I was going to make the Must for Turn Undead be having Divine Miracles (the DHB equivalent of Sponsored Magic I’m using for priestly spellcasters), but for the Cleric template I took some inspiration from very early D&D editions and made spellcasting optional at character creation. So, Turn Undead (and their ability to use armour and decent weapons) is key to making a classic cleric work and I had to hang it on their faith-based character concept rather than spellcasting. The upshot is that characters without the Cleric template could conceivably take Turn Undead given a High Concept that is faith-related, but I don’t think that’s a problem as much as it might be a feature.
What I like about this power/stunt is that it captures the turn/destroy mechanic of D&D’s turn undead ability without needing a big table for it. Does the undead creature have low discipline (a zombie or skeleton, say)? Then you can very likely send it running, and if you’re good enough you can destroy it outright with the power of your faith. Of course, you have to choose which one you’re doing first, but that introduces a nice tactical consideration, I think. Are you facing a vampire necromancer and its zombie minions?
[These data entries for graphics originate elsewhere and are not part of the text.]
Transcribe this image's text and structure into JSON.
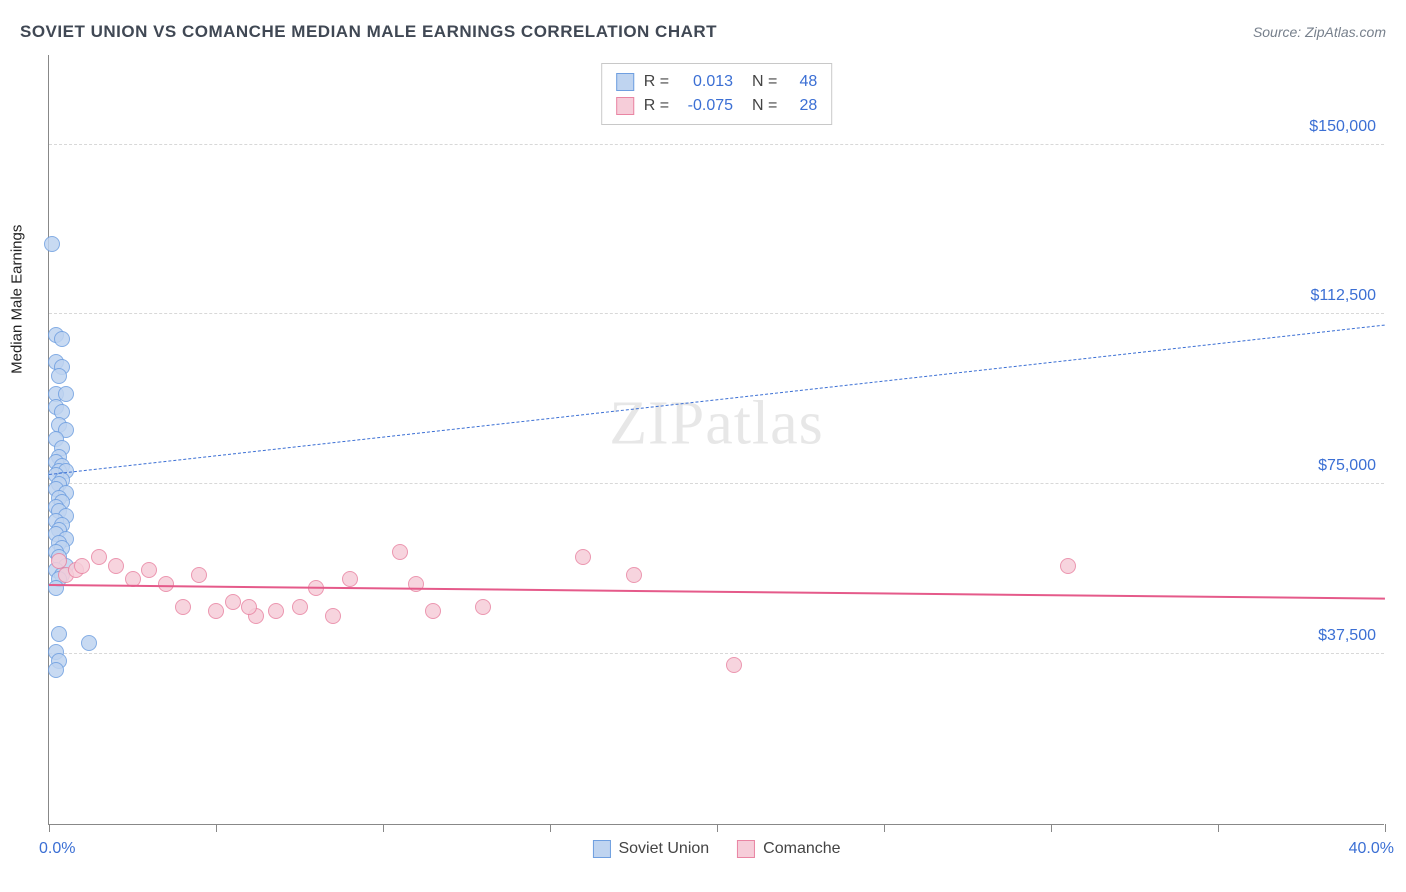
{
  "title": "SOVIET UNION VS COMANCHE MEDIAN MALE EARNINGS CORRELATION CHART",
  "source": "Source: ZipAtlas.com",
  "watermark": "ZIPatlas",
  "chart": {
    "type": "scatter",
    "y_axis_title": "Median Male Earnings",
    "x_range": [
      0,
      40
    ],
    "y_range": [
      0,
      170000
    ],
    "x_tick_positions": [
      0,
      5,
      10,
      15,
      20,
      25,
      30,
      35,
      40
    ],
    "x_label_min": "0.0%",
    "x_label_max": "40.0%",
    "y_gridlines": [
      {
        "value": 37500,
        "label": "$37,500"
      },
      {
        "value": 75000,
        "label": "$75,000"
      },
      {
        "value": 112500,
        "label": "$112,500"
      },
      {
        "value": 150000,
        "label": "$150,000"
      }
    ],
    "marker_radius": 8,
    "marker_stroke_width": 1.5,
    "background_color": "#ffffff",
    "grid_color": "#d8d8d8",
    "axis_color": "#888888",
    "series": [
      {
        "name": "Soviet Union",
        "fill": "#bfd4f0",
        "stroke": "#6f9fe0",
        "opacity": 0.85,
        "stats": {
          "R": "0.013",
          "N": "48"
        },
        "trend": {
          "x1": 0,
          "y1": 77000,
          "x2": 40,
          "y2": 110000,
          "dash": "7 6",
          "color": "#3b6fd4",
          "width": 1.5
        },
        "points": [
          [
            0.1,
            128000
          ],
          [
            0.2,
            108000
          ],
          [
            0.4,
            107000
          ],
          [
            0.2,
            102000
          ],
          [
            0.4,
            101000
          ],
          [
            0.3,
            99000
          ],
          [
            0.2,
            95000
          ],
          [
            0.5,
            95000
          ],
          [
            0.2,
            92000
          ],
          [
            0.4,
            91000
          ],
          [
            0.3,
            88000
          ],
          [
            0.5,
            87000
          ],
          [
            0.2,
            85000
          ],
          [
            0.4,
            83000
          ],
          [
            0.3,
            81000
          ],
          [
            0.2,
            80000
          ],
          [
            0.4,
            79000
          ],
          [
            0.3,
            78000
          ],
          [
            0.5,
            78000
          ],
          [
            0.2,
            77000
          ],
          [
            0.4,
            76000
          ],
          [
            0.3,
            75000
          ],
          [
            0.2,
            74000
          ],
          [
            0.5,
            73000
          ],
          [
            0.3,
            72000
          ],
          [
            0.4,
            71000
          ],
          [
            0.2,
            70000
          ],
          [
            0.3,
            69000
          ],
          [
            0.5,
            68000
          ],
          [
            0.2,
            67000
          ],
          [
            0.4,
            66000
          ],
          [
            0.3,
            65000
          ],
          [
            0.2,
            64000
          ],
          [
            0.5,
            63000
          ],
          [
            0.3,
            62000
          ],
          [
            0.4,
            61000
          ],
          [
            0.2,
            60000
          ],
          [
            0.3,
            59000
          ],
          [
            0.5,
            57000
          ],
          [
            0.2,
            56000
          ],
          [
            0.4,
            55000
          ],
          [
            0.3,
            54000
          ],
          [
            0.2,
            52000
          ],
          [
            0.3,
            42000
          ],
          [
            1.2,
            40000
          ],
          [
            0.2,
            38000
          ],
          [
            0.3,
            36000
          ],
          [
            0.2,
            34000
          ]
        ]
      },
      {
        "name": "Comanche",
        "fill": "#f6cdd9",
        "stroke": "#e985a3",
        "opacity": 0.85,
        "stats": {
          "R": "-0.075",
          "N": "28"
        },
        "trend": {
          "x1": 0,
          "y1": 52500,
          "x2": 40,
          "y2": 49500,
          "dash": "none",
          "color": "#e55a8a",
          "width": 2.5
        },
        "points": [
          [
            0.3,
            58000
          ],
          [
            0.5,
            55000
          ],
          [
            0.8,
            56000
          ],
          [
            1.0,
            57000
          ],
          [
            1.5,
            59000
          ],
          [
            2.0,
            57000
          ],
          [
            2.5,
            54000
          ],
          [
            3.0,
            56000
          ],
          [
            3.5,
            53000
          ],
          [
            4.0,
            48000
          ],
          [
            4.5,
            55000
          ],
          [
            5.0,
            47000
          ],
          [
            5.5,
            49000
          ],
          [
            6.2,
            46000
          ],
          [
            6.0,
            48000
          ],
          [
            6.8,
            47000
          ],
          [
            7.5,
            48000
          ],
          [
            8.0,
            52000
          ],
          [
            8.5,
            46000
          ],
          [
            9.0,
            54000
          ],
          [
            10.5,
            60000
          ],
          [
            11.0,
            53000
          ],
          [
            11.5,
            47000
          ],
          [
            13.0,
            48000
          ],
          [
            16.0,
            59000
          ],
          [
            17.5,
            55000
          ],
          [
            20.5,
            35000
          ],
          [
            30.5,
            57000
          ]
        ]
      }
    ],
    "bottom_legend": [
      {
        "label": "Soviet Union",
        "fill": "#bfd4f0",
        "stroke": "#6f9fe0"
      },
      {
        "label": "Comanche",
        "fill": "#f6cdd9",
        "stroke": "#e985a3"
      }
    ]
  }
}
If you just Rebuke you’re likely to get enough shifts to turn all the zombies but the vampire will be unimpressed; if you opt to attack then you likely won’t generate enough shifts to fill the zombies’ stress boxes and deal them enough consequences to take them out outright, but you’ve got a good chance of stinging the vampire if you try.
Of course, all this has to see playtesting before it can be considered good and functional under actual play conditions. But I certainly am fond of how this one has shaped up initially.